« Ne grandissez pas, c’est une arnaque. » L’artiste de 25 ans annonce la couleur. Le genre de teinte qui fait écho à nos propres émotions, sans détour, pour en faire des histoires, par-delà les chapelles musicales. Une liberté qui vient justement de loin. Bercé par Mozart, élevé avec Elvis, fasciné par Brel, marqué par Bob Dylan : il est des éducations musicales qui ne ressemblent à aucune autre. Une jeune vie passée dans les chorales ainsi qu’une guitare reçue en cadeau à 11 ans, et le rendez-vous avec son destin est pris : ce sera la musique. Alors qu’il grandit à l’ombre d’un tempérament réservé, aux limites du secret, il relate sur le papier les fausses routes et la difficulté de trouver sa place. Jusqu’à ce que l’évidence finisse par se matérialiser à 20 ans, à travers un présent, de nouveau. Il est des signes qu’on ne peut ignorer.
Pour cadeau d’anniversaire, il reçoit un enregistreur dont il va tirer toute la magie, en s’exerçant au « field recording », pratique qui consiste à trouver l’inspiration en enregistrant des sons de l’environnement immédiat. Sous le nom de « Kaky Sounds », il récolte les bruits qui l’entourent pour servir son art, affranchi des logiciels de compostion. De cette parenthèse, Kaky fera naître « Lundi matin », « La tête pleine », « Rideau Danse » ...
Autant de titres qui le mèneront jusqu’à la première partie de Thérapie Taxi, et figureront sur l’EP « Room404 ». Dans ce premier chapitre, Kaky floutait la frontière entre rap, pop, et chanson française, en posantses jalons avec l’énergie des premières fois. Mais d’autres envies ne tardent pas à s’imposer à lui. Dans la foulée, pour transformer l’essai, le jeune artiste se recentre et va puiser dans ses premières amours, pianos et guitares en tête, pour élaborer la suite. En résulte aujourd’hui cet équilibre de sonorités électroniques et de chaleur acoustique qui nourrit « Joli Monde ». Tout premier album placé sous le signe de l’enfance, son paradis perdu et la réalité du monde qui le remplace.
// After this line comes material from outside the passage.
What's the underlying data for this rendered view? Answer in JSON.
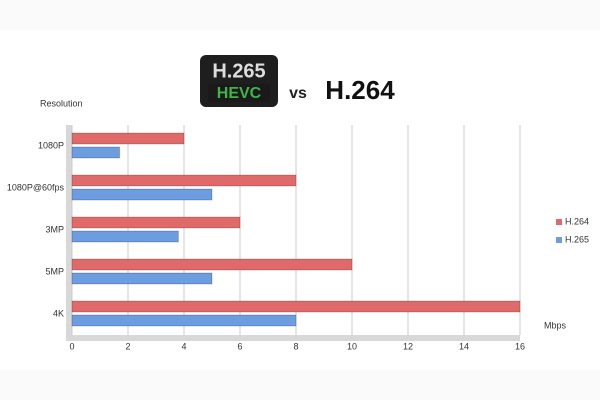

Dans cet opus, Kaky parle à l’enfant qu’il a été en multipliant les allers/retours entre âge de raison et âge adulte.Tour à tour à naïf, sarcastique, ou tout simplement limpide.
Comme dans « Juste une chose », préface spoken word qui ouvre la marche et éclaire le chemin à venir. S’ensuit alors le constat acéré « How Many », avant l’élévation vers d’autres sphères au fil de « Cerf-Volant », dans lequel il prend la réalité de court, et s’en départi en s’accrochant à ses rêves d’enfant. Le voyage se poursuit vers des horizons fantasmés, redessinés au gré de ses envies dans « Tableau ». Entre force et douceur, Kaky joue les équilibristes jusqu’à ce « 1er avril », où le chanteur se fait lover, prend l’amour en mer comme on boit la tasse, jusqu’à la dernière goutte. À peine le temps de remonter à bord, et « C’est pas grave » nous propulse dans une soirée sans fin où s’entrechoquent les incompréhensions, incantations nocturnes qui pulsent et palpitent. Une montée en puissance qui trouve son apogée dans l’épique « Berceuse », dont les guitares électriques et le propos finissent par déchirer le ciel. Mais ce serait sans compter sur « Juste toi », plage déserte et subtile sur laquelle se reposent et se régénèrent les émotions. Le tout sous un clair de « Lune » qui clôt ce voyage, terminus à la fois mélancolique et céleste. Ce serait alors la fin du monde ? Oui, la fin de ce « Joli Monde » autour duquel on tourne, sans jamais vouloir s’arrêter.